WALNUT CREEK, Calif. - Add chief financial officers to the list of items on the takeout menu.
CFOs 2 Go, based in Walnut Creek, offers start-up and emerging growth companies the opportunity to tap into the knowledge and skills of experienced CFOs, while staying within their often limited budgets.
"We offer only the best and the brightest people," explained Robert Weis, himself a "managing CFO."
"Initially we were a consulting firm that did primarily consulting and part-time staffing. Today, most of our CFOs provide certain expertise that individual companies are looking for as a result of their business plan."
Mr. Weis cited as an example "IPO CFOs," financial officers who are experienced and skilled at taking companies - particularly emerging growth firms - public. "That person would typically go in, at first, about one day a week and evaluate the company relative to an IPO," he explained. "Other part-time services we offer include an international CFO program, for strong domestic companies who need expertise to develop international business. We also have bankruptcy CFOs, right-sizing CFOs and so forth."
Mr. Weis added CFOs have to be capable of "not only administrating, but often initiating benefit plans. That is especially true in the Silicon Valley area." He said benefits are seen by high-growth companies as "an enormous tool to attract top-notch people," and CFOs have to bring those skills with them.
For all the specialized CFO programs, he said, the candidates are required to have succeeded in their specialty "at least five times." If, for example, a CFO is being considered for a company examining either a merger or acquisition, the candidate must have "gone through precisely the expertise they're being hired for on at least five occasions."
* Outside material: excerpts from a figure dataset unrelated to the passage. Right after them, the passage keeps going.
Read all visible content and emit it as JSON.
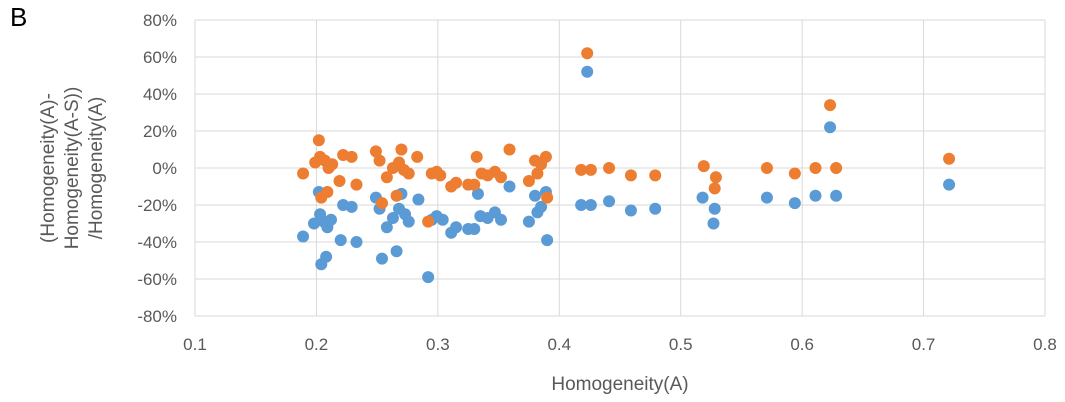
{
  "panel_label": "B",
  "chart_data": {
    "type": "scatter",
    "xlabel": "Homogeneity(A)",
    "ylabel_lines": [
      "(Homogeneity(A)-",
      "Homogeneity(A-S))",
      "/Homogeneity(A)"
    ],
    "xlim": [
      0.1,
      0.8
    ],
    "ylim": [
      -80,
      80
    ],
    "x_ticks": [
      0.1,
      0.2,
      0.3,
      0.4,
      0.5,
      0.6,
      0.7,
      0.8
    ],
    "x_tick_labels": [
      "0.1",
      "0.2",
      "0.3",
      "0.4",
      "0.5",
      "0.6",
      "0.7",
      "0.8"
    ],
    "y_ticks": [
      80,
      60,
      40,
      20,
      0,
      -20,
      -40,
      -60,
      -80
    ],
    "y_tick_labels": [
      "80%",
      "60%",
      "40%",
      "20%",
      "0%",
      "-20%",
      "-40%",
      "-60%",
      "-80%"
    ],
    "grid": true,
    "legend": "none",
    "series": [
      {
        "color": "#5b9bd5",
        "points": [
          [
            0.189,
            -37
          ],
          [
            0.198,
            -30
          ],
          [
            0.202,
            -13
          ],
          [
            0.203,
            -25
          ],
          [
            0.204,
            -52
          ],
          [
            0.206,
            -29
          ],
          [
            0.208,
            -48
          ],
          [
            0.209,
            -32
          ],
          [
            0.212,
            -28
          ],
          [
            0.22,
            -39
          ],
          [
            0.222,
            -20
          ],
          [
            0.229,
            -21
          ],
          [
            0.233,
            -40
          ],
          [
            0.249,
            -16
          ],
          [
            0.252,
            -22
          ],
          [
            0.254,
            -49
          ],
          [
            0.258,
            -32
          ],
          [
            0.263,
            -27
          ],
          [
            0.266,
            -45
          ],
          [
            0.268,
            -22
          ],
          [
            0.27,
            -14
          ],
          [
            0.273,
            -25
          ],
          [
            0.276,
            -29
          ],
          [
            0.284,
            -17
          ],
          [
            0.292,
            -59
          ],
          [
            0.295,
            -28
          ],
          [
            0.299,
            -26
          ],
          [
            0.304,
            -28
          ],
          [
            0.311,
            -35
          ],
          [
            0.315,
            -32
          ],
          [
            0.325,
            -33
          ],
          [
            0.33,
            -33
          ],
          [
            0.333,
            -14
          ],
          [
            0.335,
            -26
          ],
          [
            0.341,
            -27
          ],
          [
            0.347,
            -24
          ],
          [
            0.352,
            -28
          ],
          [
            0.359,
            -10
          ],
          [
            0.375,
            -29
          ],
          [
            0.38,
            -15
          ],
          [
            0.382,
            -24
          ],
          [
            0.385,
            -21
          ],
          [
            0.389,
            -13
          ],
          [
            0.39,
            -39
          ],
          [
            0.418,
            -20
          ],
          [
            0.423,
            52
          ],
          [
            0.426,
            -20
          ],
          [
            0.441,
            -18
          ],
          [
            0.459,
            -23
          ],
          [
            0.479,
            -22
          ],
          [
            0.518,
            -16
          ],
          [
            0.527,
            -30
          ],
          [
            0.528,
            -22
          ],
          [
            0.571,
            -16
          ],
          [
            0.594,
            -19
          ],
          [
            0.611,
            -15
          ],
          [
            0.623,
            22
          ],
          [
            0.628,
            -15
          ],
          [
            0.721,
            -9
          ]
        ]
      },
      {
        "color": "#ed7d31",
        "points": [
          [
            0.189,
            -3
          ],
          [
            0.199,
            3
          ],
          [
            0.202,
            15
          ],
          [
            0.203,
            6
          ],
          [
            0.204,
            -16
          ],
          [
            0.207,
            4
          ],
          [
            0.209,
            -13
          ],
          [
            0.21,
            0
          ],
          [
            0.213,
            2
          ],
          [
            0.219,
            -7
          ],
          [
            0.222,
            7
          ],
          [
            0.229,
            6
          ],
          [
            0.233,
            -9
          ],
          [
            0.249,
            9
          ],
          [
            0.252,
            4
          ],
          [
            0.254,
            -19
          ],
          [
            0.258,
            -5
          ],
          [
            0.263,
            0
          ],
          [
            0.266,
            -15
          ],
          [
            0.268,
            3
          ],
          [
            0.27,
            10
          ],
          [
            0.272,
            -1
          ],
          [
            0.276,
            -3
          ],
          [
            0.283,
            6
          ],
          [
            0.292,
            -29
          ],
          [
            0.295,
            -3
          ],
          [
            0.299,
            -2
          ],
          [
            0.302,
            -4
          ],
          [
            0.311,
            -10
          ],
          [
            0.315,
            -8
          ],
          [
            0.325,
            -9
          ],
          [
            0.33,
            -9
          ],
          [
            0.332,
            6
          ],
          [
            0.336,
            -3
          ],
          [
            0.341,
            -4
          ],
          [
            0.347,
            -2
          ],
          [
            0.352,
            -5
          ],
          [
            0.359,
            10
          ],
          [
            0.375,
            -7
          ],
          [
            0.38,
            4
          ],
          [
            0.382,
            -3
          ],
          [
            0.385,
            2
          ],
          [
            0.389,
            6
          ],
          [
            0.39,
            -16
          ],
          [
            0.418,
            -1
          ],
          [
            0.423,
            62
          ],
          [
            0.426,
            -1
          ],
          [
            0.441,
            0
          ],
          [
            0.459,
            -4
          ],
          [
            0.479,
            -4
          ],
          [
            0.519,
            1
          ],
          [
            0.528,
            -11
          ],
          [
            0.529,
            -5
          ],
          [
            0.571,
            0
          ],
          [
            0.594,
            -3
          ],
          [
            0.611,
            0
          ],
          [
            0.623,
            34
          ],
          [
            0.628,
            0
          ],
          [
            0.721,
            5
          ]
        ]
      }
    ]
  }
}
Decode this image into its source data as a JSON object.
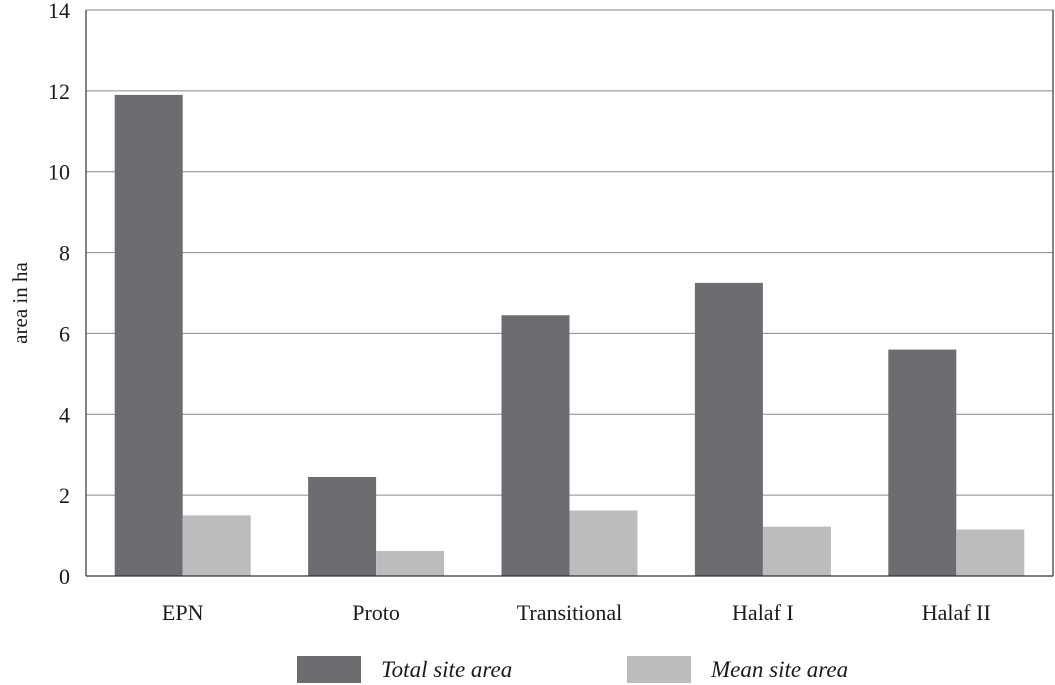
{
  "chart_data": {
    "type": "bar",
    "categories": [
      "EPN",
      "Proto",
      "Transitional",
      "Halaf I",
      "Halaf II"
    ],
    "series": [
      {
        "name": "Total site area",
        "values": [
          11.9,
          2.45,
          6.45,
          7.25,
          5.6
        ],
        "color": "#6d6d71"
      },
      {
        "name": "Mean site area",
        "values": [
          1.5,
          0.62,
          1.62,
          1.22,
          1.15
        ],
        "color": "#bcbcbf"
      }
    ],
    "title": "",
    "xlabel": "",
    "ylabel": "area in ha",
    "ylim": [
      0,
      14
    ],
    "yticks": [
      "0",
      "2",
      "4",
      "6",
      "8",
      "10",
      "12",
      "14"
    ],
    "grid": true,
    "legend_position": "bottom"
  }
}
But ordering a CFO 2 Go is more complex than your average takeout order. It involves more than just matching the CFO to the company. As a Northern California company whose clients reflect their region, he stressed "lifestyle" choices play a large role in placing part-time CFOs.
"The reasons most of our CFOs are working part-time is that they've reached a point in their lives that they want to balance their personal and professional objectives," said Mr. Weis.
He cited as typical one CFO who had taken "major, major companies" public and only wanted to work two or three days a week. "That freed him up to ride his horses the rest of the week," Mr. Weis said.
Although CFO placement is his firm's specialty, the company also is involved in executive recruitment and placement services.
According to Mr. Weis, today's market for CFOs has evolved into a choice of two distinct career options. The first demands a skilled financial executive offers "broad skill sets providing input into a lot of different industries." Failing that, a CFO must be a "very narrow expert, and you'd better be a good one. It's best not to find yourself as a CFO only able to do IPOs for a manufacturing company."
The better of the choices, he said, is for a CFO to be an expert in more than one company or skill set.